Ultimately this can produce zig code that fails to compile if the destination type does not
support the full range of enum values (e.g. translated C code that casts an enum value to an
unsigned integer would fail to compile since enums are signed integers, and unsigned integers
cannot represent the full range of values that signed ones can).
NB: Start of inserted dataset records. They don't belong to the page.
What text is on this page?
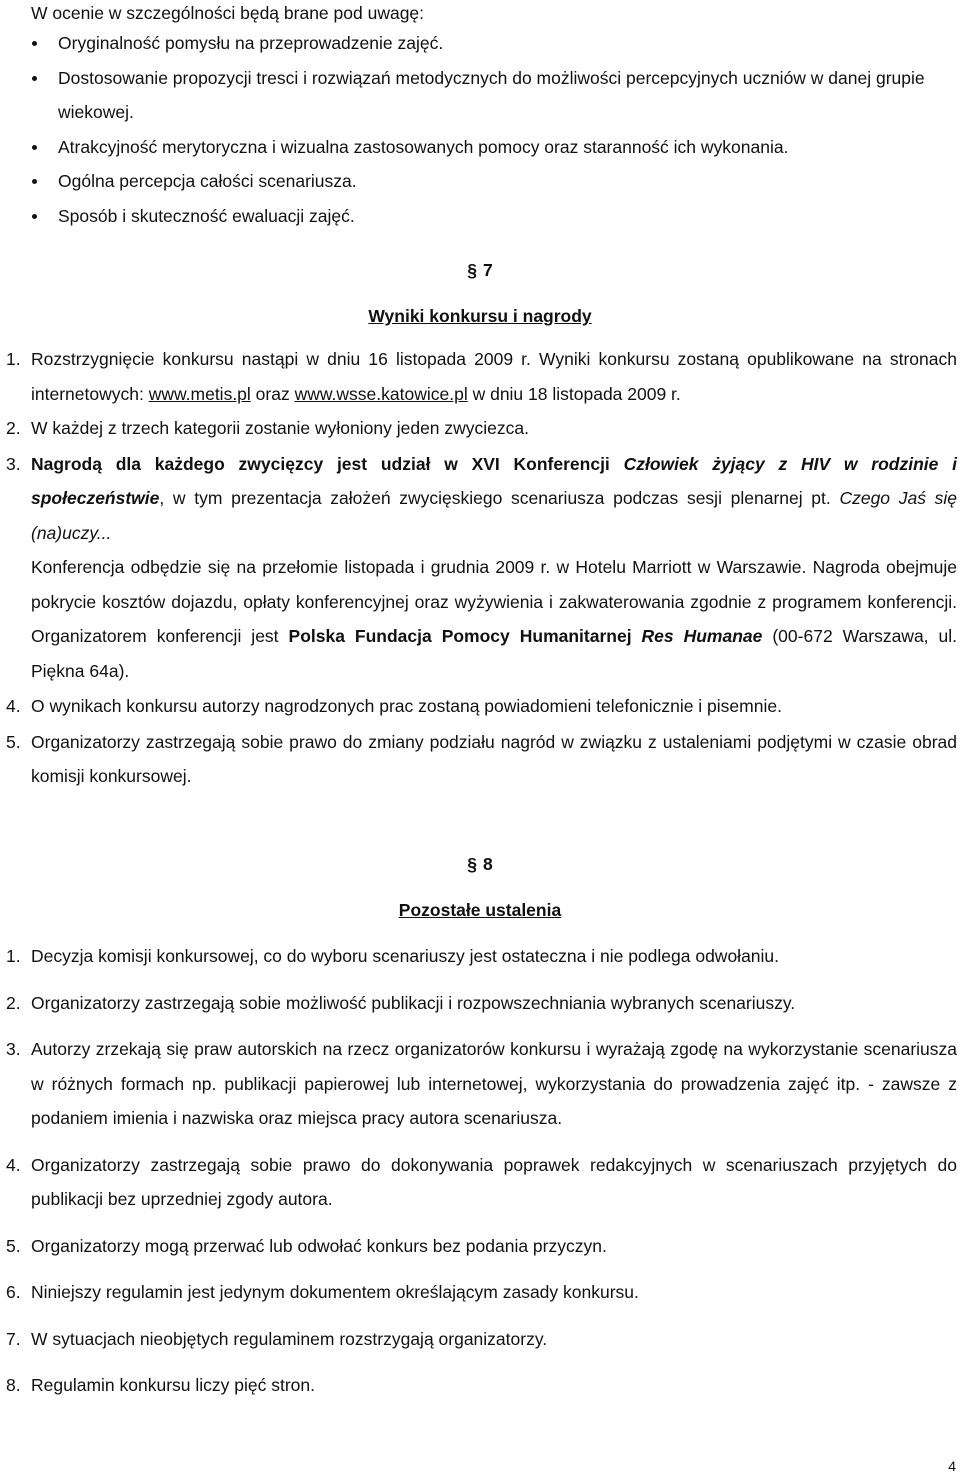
W ocenie w szczególności będą brane pod uwagę:

Oryginalność pomysłu na przeprowadzenie zajęć.
Dostosowanie propozycji tresci i rozwiązań metodycznych do możliwości percepcyjnych uczniów w danej grupie wiekowej.
Atrakcyjność merytoryczna i wizualna zastosowanych pomocy oraz staranność ich wykonania.
Ogólna percepcja całości scenariusza.
Sposób i skuteczność ewaluacji zajęć.
§ 7
Wyniki konkursu i nagrody
1. Rozstrzygnięcie konkursu nastąpi w dniu 16 listopada 2009 r. Wyniki konkursu zostaną opublikowane na stronach internetowych: www.metis.pl oraz www.wsse.katowice.pl w dniu 18 listopada 2009 r.

2. W każdej z trzech kategorii zostanie wyłoniony jeden zwyciezca.

3. Nagrodą dla każdego zwycięzcy jest udział w XVI Konferencji Człowiek żyjący z HIV w rodzinie i społeczeństwie, w tym prezentacja założeń zwycięskiego scenariusza podczas sesji plenarnej pt. Czego Jaś się (na)uczy...

Konferencja odbędzie się na przełomie listopada i grudnia 2009 r. w Hotelu Marriott w Warszawie. Nagroda obejmuje pokrycie kosztów dojazdu, opłaty konferencyjnej oraz wyżywienia i zakwaterowania zgodnie z programem konferencji. Organizatorem konferencji jest Polska Fundacja Pomocy Humanitarnej Res Humanae (00-672 Warszawa, ul. Piękna 64a).

4. O wynikach konkursu autorzy nagrodzonych prac zostaną powiadomieni telefonicznie i pisemnie.

5. Organizatorzy zastrzegają sobie prawo do zmiany podziału nagród w związku z ustaleniami podjętymi w czasie obrad komisji konkursowej.

§ 8
Pozostałe ustalenia
1. Decyzja komisji konkursowej, co do wyboru scenariuszy jest ostateczna i nie podlega odwołaniu.

2. Organizatorzy zastrzegają sobie możliwość publikacji i rozpowszechniania wybranych scenariuszy.

3. Autorzy zrzekają się praw autorskich na rzecz organizatorów konkursu i wyrażają zgodę na wykorzystanie scenariusza w różnych formach np. publikacji papierowej lub internetowej, wykorzystania do prowadzenia zajęć itp. - zawsze z podaniem imienia i nazwiska oraz miejsca pracy autora scenariusza.

4. Organizatorzy zastrzegają sobie prawo do dokonywania poprawek redakcyjnych w scenariuszach przyjętych do publikacji bez uprzedniej zgody autora.

5. Organizatorzy mogą przerwać lub odwołać konkurs bez podania przyczyn.

6. Niniejszy regulamin jest jedynym dokumentem określającym zasady konkursu.

7. W sytuacjach nieobjętych regulaminem rozstrzygają organizatorzy.

8. Regulamin konkursu liczy pięć stron.

4
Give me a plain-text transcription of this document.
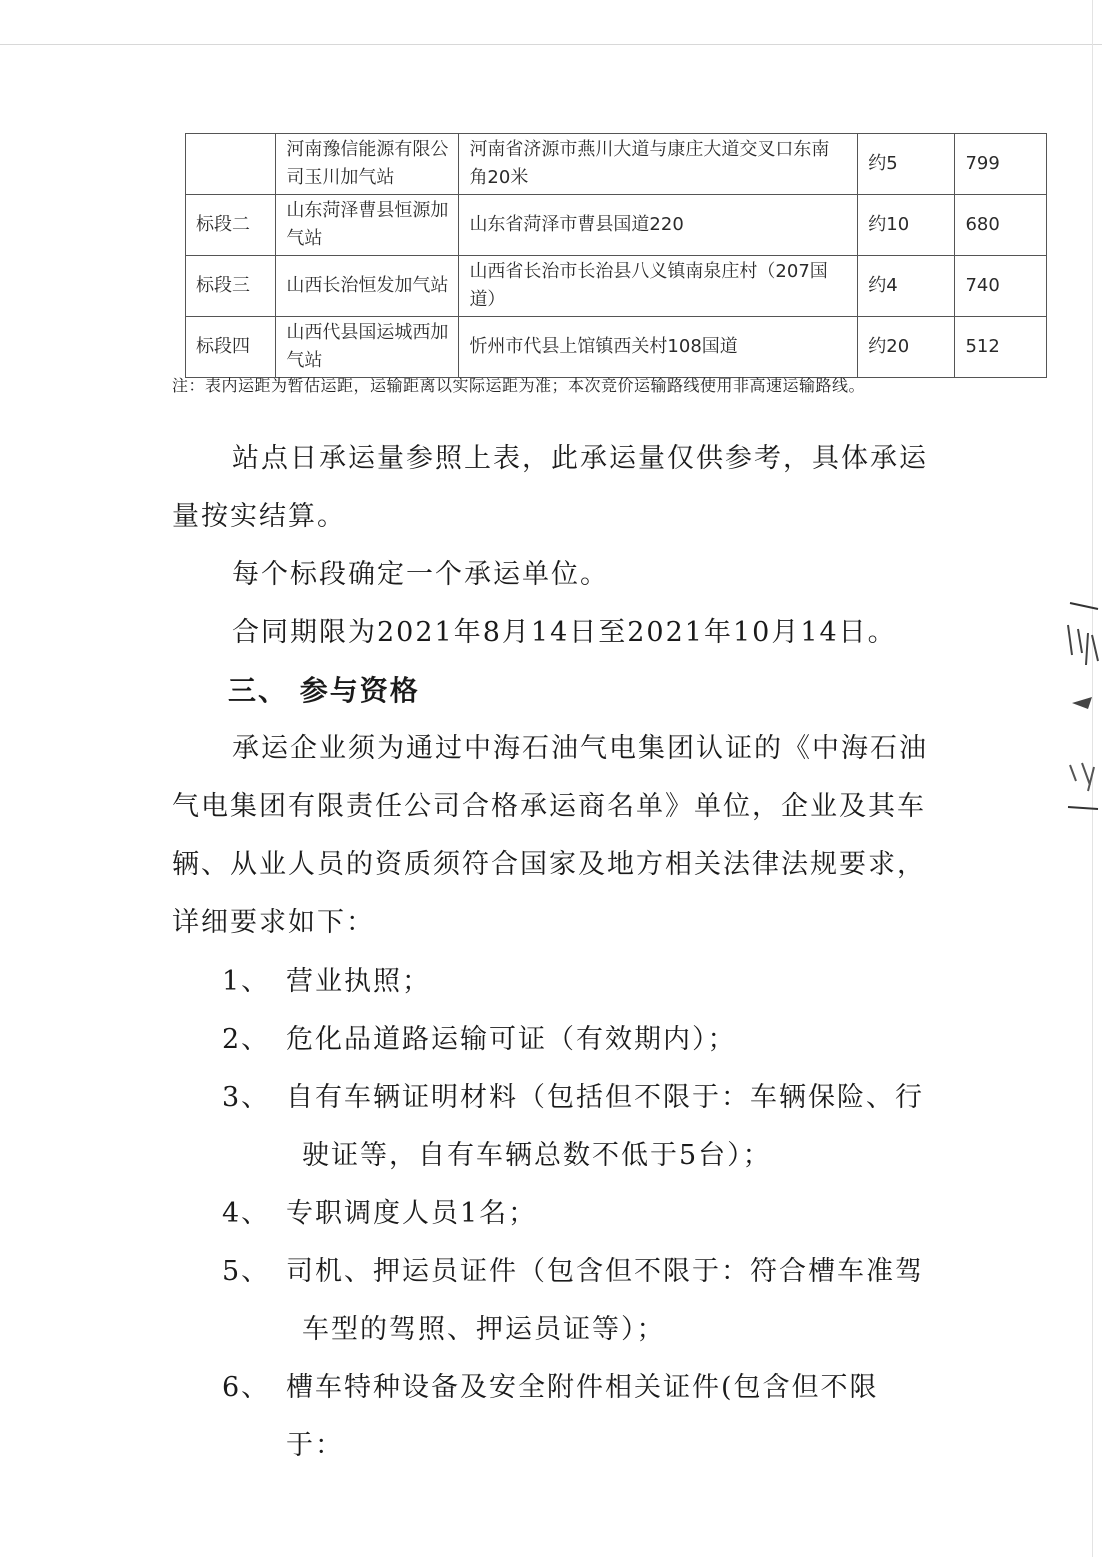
	河南豫信能源有限公司玉川加气站	河南省济源市燕川大道与康庄大道交叉口东南角20米	约5	799
标段二	山东菏泽曹县恒源加气站	山东省菏泽市曹县国道220	约10	680
标段三	山西长治恒发加气站	山西省长治市长治县八义镇南泉庄村（207国道）	约4	740
标段四	山西代县国运城西加气站	忻州市代县上馆镇西关村108国道	约20	512
注：表内运距为暂估运距，运输距离以实际运距为准；本次竞价运输路线使用非高速运输路线。
站点日承运量参照上表，此承运量仅供参考，具体承运量按实结算。
每个标段确定一个承运单位。
合同期限为2021年8月14日至2021年10月14日。
三、 参与资格
承运企业须为通过中海石油气电集团认证的《中海石油气电集团有限责任公司合格承运商名单》单位，企业及其车辆、从业人员的资质须符合国家及地方相关法律法规要求，详细要求如下：
1、 营业执照；
2、 危化品道路运输可证（有效期内）；
3、 自有车辆证明材料（包括但不限于：车辆保险、行
驶证等，自有车辆总数不低于5台）；
4、 专职调度人员1名；
5、 司机、押运员证件（包含但不限于：符合槽车准驾
车型的驾照、押运员证等）；
6、 槽车特种设备及安全附件相关证件(包含但不限于：
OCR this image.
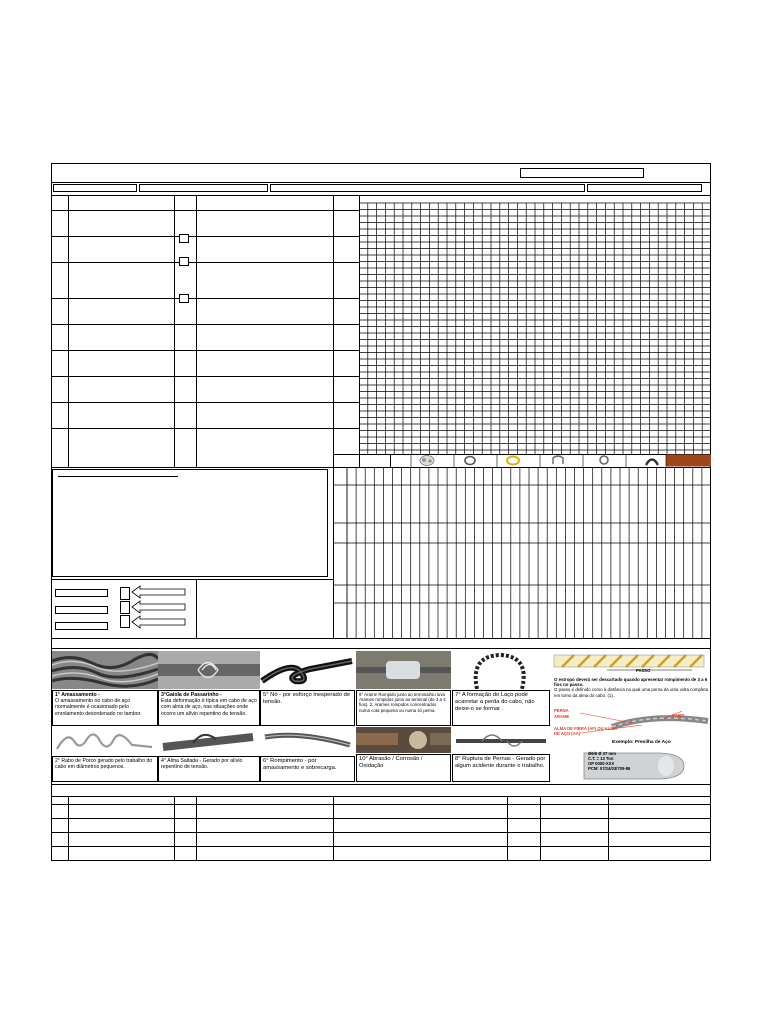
1° Amassamento -
O amassamento no cabo de aço normalmente é ocasionado pelo enrolamento desordenado no tambor.
3°Gaiola de Passarinho -
Esta deformação é típica em cabo de aço com alma de aço, nas situações onde ocorre um alívio repentino de tensão.
5° Nó - por esforço inesperado de tensão.
9° Arame Rompido junto ao terminal/ou luva Arames rompidos junto ao terminal (de 3 a 4 fios). 2. Arames rompidos concentrados numa cota pequena ou numa só perna.
7° A formação do Laço pode acarretar a perda do cabo, não deixe-o se formar .
2° Rabo de Porco gerado pelo trabalho do cabo em diâmetros pequenos.
4° Alma Saltada - Gerado por alívio repentino de tensão.
6° Rompimento - por amassamento e sobrecarga.
10° Abrasão / Corrosão / Oxidação
8° Ruptura de Pernas - Gerado por algum acidente durante o trabalho.
PASSO
O estropo deverá ser descartado quando apresentar rompimento de 3 a 6 fios no passo.
O passo é definido como à distância na qual uma perna da uma volta completa em torno da alma do cabo. (1).
PERNA
ARAME	CABO
ALMA DE FIBRA (AF) OU ALMA DE AÇO (AA)
Exemplo: Presilha de Aço
Ø6/6 Ø 37 mm
C.T. = 13 Ton
OP 0000-XXX
PCM: 07/24/03/709-86
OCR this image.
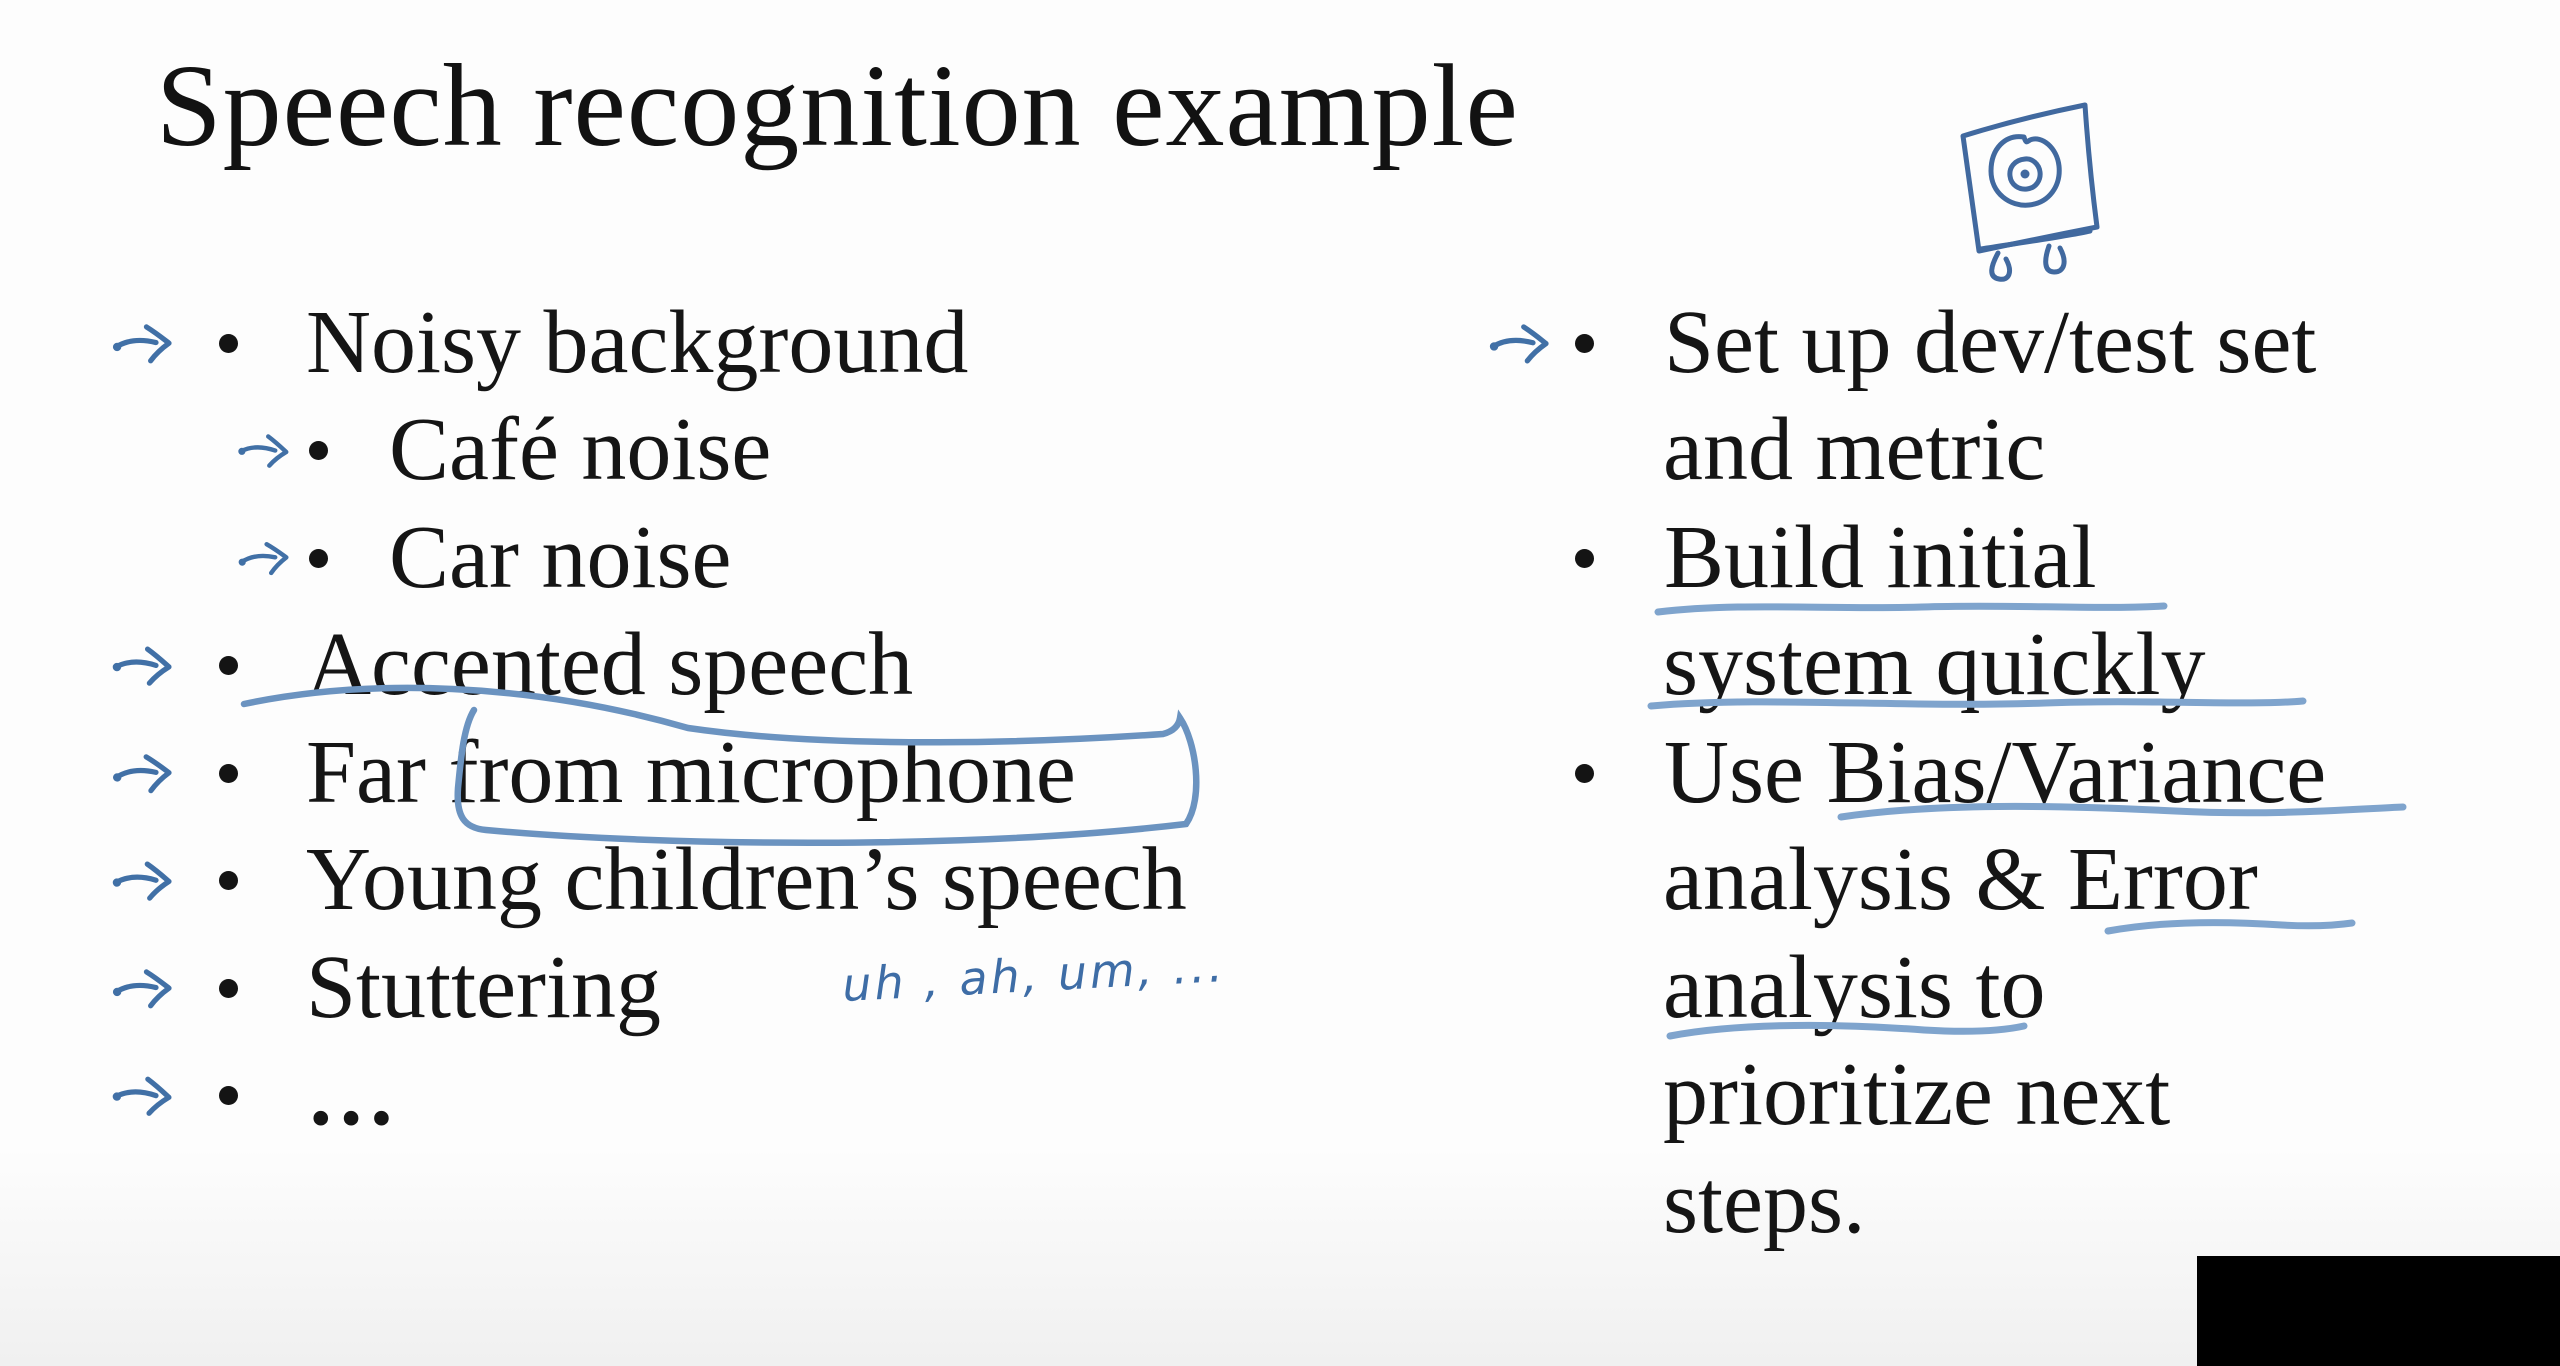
Speech recognition example
Noisy background
Café noise
Car noise
Accented speech
Far from microphone
Young children’s speech
Stuttering
…
uh , ah, um, ...
Set up dev/test set
and metric
Build initial
system quickly
Use Bias/Variance
analysis & Error
analysis to
prioritize next
steps.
One interesting thing that came up during testing is that the implicit enum-to-int cast that
occurs when an enum is used in a boolean expression was parsed as an (int) by some versions of
the zig compiler, and an (unsigned int) cast by others. Specifically, the following code:
```c
enum Foo {Bar, Baz};
// ...
enum Foo foo = Bar;
if (0 || foo) {
// do something
}
```
When tested on MacOS, Linux, and Windows using a compiler built from the Windows Zig Compiler
Dev Kit, the above code would emit a cast to c_uint:
`if (false or (@bitCast(c_uint, @enumToInt(foo)) != 0)) {}`
However when tested on Windows with a Zig compiler built using MSVC, it produces:
`if (false or (@bitCast(c_int, @enumToInt(foo)) != 0)) {}`
In this particular case I don't think it matters, since a c_int and c_uint will have the same
representation for zero, but I'm not sure if this is ultimately the result of
implementation-defined behavior or something else.
Because of this, I added explicit casts in the `translate_c.zig` tests, to ensure that the
emitted zig source exactly matches across platforms. I also added a behavior test in
`run_translated_c.zig` that uses the old implicit casts from `translate_c.zig` to ensure
that the emitted Zig code behaves the same as the C code regardless of what cast is used.